Así, de cuando en cuando, podría contemplar uno de sus mejores recuerdos”.

 Al terminar su lectura, Nicolás sintió que  aquella historia le había conmovido como antaño, como el primer día en que se la leyó su abuela.

 La recordaba sentada en su sillón con el cojín de flores en la espalda, él sobre su falda y sobre él, el cuento. Ella iba señalándole los hermosos dibujos: el baile de la anciana y el impresionante bigote de su joven amado; el ricachón, tan bien vestido, y rodeado de incontables billetes; la joven pareja que encuentra el amor sobre una barca en el lago azul; el abuelo nostálgico, con su bastón, recordando  su vida de joven y brillante atleta;  el señor triste con toda su familia bajo un gran árbol repleto de pájaros; el político, alto, muy alto, como su cargo; los felices padres acompañando a su hija, tan pequeñita y tambaleante, en sus primeros pasos; el niño chico, despeinado, sucio y desaliñado, que había perdido su perro, y la sorpresa final que tanta pena le dio a Nicolás: la tristeza  y el desconsuelo de Gabriel, y también su bondad y generosidad, quien se encontró con la paradoja, con la contradicción de ser él, finalmente, el que había tenido la necesidad de colgar en la pared un cuadro con uno de sus recuerdos más añorados.

La historia de este pintor de cuento llevó al joven licenciado a pensar que él también podía pintar recuerdos, pero no de cualquiera, solamente los de su abuela Joaquina, ahora que ella los estaba perdiendo.

Eran tantas las historias que su querida abuela había vivido, que se las había contado y él sí recordaba, que las reflejaría en sus cuadros. A ella le podían gustar y  quizás consiguiera  ver de nuevo una sonrisa en su rostro arrugado.

Como aquella vez que, siendo muy pequeña, se perdió en un monte cerca de su casa y estuvo tres días sin aparecer, con la insufrible angustia de su bisabuela Jacinta. Un cabrero la encontró muerta de frío y de hambre bajo unos arbustos.

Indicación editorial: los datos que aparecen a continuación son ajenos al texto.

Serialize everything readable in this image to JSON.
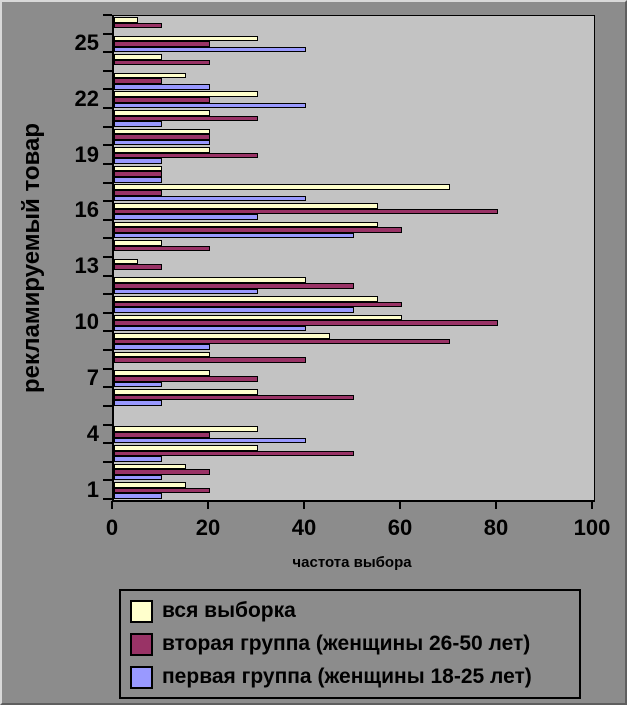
{
  "chart_data": {
    "type": "bar",
    "orientation": "horizontal",
    "title": "",
    "xlabel": "частота выбора",
    "ylabel": "рекламируемый товар",
    "xlim": [
      0,
      100
    ],
    "x_ticks": [
      0,
      20,
      40,
      60,
      80,
      100
    ],
    "y_labeled_categories": [
      25,
      22,
      19,
      16,
      13,
      10,
      7,
      4,
      1
    ],
    "grid": false,
    "legend_position": "bottom",
    "plot_bg": "#C3C3C3",
    "page_bg": "#8C8C8C",
    "categories": [
      1,
      2,
      3,
      4,
      5,
      6,
      7,
      8,
      9,
      10,
      11,
      12,
      13,
      14,
      15,
      16,
      17,
      18,
      19,
      20,
      21,
      22,
      23,
      24,
      25,
      26
    ],
    "series": [
      {
        "name": "вся выборка",
        "color": "#FFFFCC",
        "values": [
          15,
          15,
          30,
          30,
          0,
          30,
          20,
          20,
          45,
          60,
          55,
          40,
          5,
          10,
          55,
          55,
          70,
          10,
          20,
          20,
          20,
          30,
          15,
          10,
          30,
          5
        ]
      },
      {
        "name": "вторая группа (женщины 26-50 лет)",
        "color": "#993366",
        "values": [
          20,
          20,
          50,
          20,
          0,
          50,
          30,
          40,
          70,
          80,
          60,
          50,
          10,
          20,
          60,
          80,
          10,
          10,
          30,
          20,
          30,
          20,
          10,
          20,
          20,
          10
        ]
      },
      {
        "name": "первая группа (женщины 18-25 лет)",
        "color": "#9999FF",
        "values": [
          10,
          10,
          10,
          40,
          0,
          10,
          10,
          0,
          20,
          40,
          50,
          30,
          0,
          0,
          50,
          30,
          40,
          10,
          10,
          20,
          10,
          40,
          20,
          0,
          40,
          0
        ]
      }
    ]
  }
}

O cuando en una ocasión, yendo a lavar al río, se le escapó el trozo de jabón y, por cogerlo, se cayó al agua, que la arrastró varios metros hasta detenerse en unos matorrales de los que salió berreando y magullada.

O el día en que conoció el mar, tan grande e inmenso que tuvo miedo de solo mirarlo.

O su primer amor, con siete años, que le regalaba piedrecitas pintadas de colores para que jugara a las chinas con sus amigas y, a cambio, le pedía un beso.

O tantas y tantas otras: la muerte de su padre, que la sacó del colegio y la puso a trabajar, o, más tarde, la guerra, que la llevó a apuntarse a la Cruz Roja después de aprender nociones de enfermería…, interminables las vivencias de su abuela que él era capaz de evocar.

Lo pensó despacio, reflexionó, llevar a un lienzo recuerdos de su abuela no le iba a dar dinero, de momento tendría que seguir picando verduras, fregando cacharros, preparando comidas…, pero no le importó, le permitiría saldar la inmensa deuda que tenía con su abuela Joaquina por tantos y tantos momentos extraordinarios que le había hecho vivir con el relato de sus recuerdos.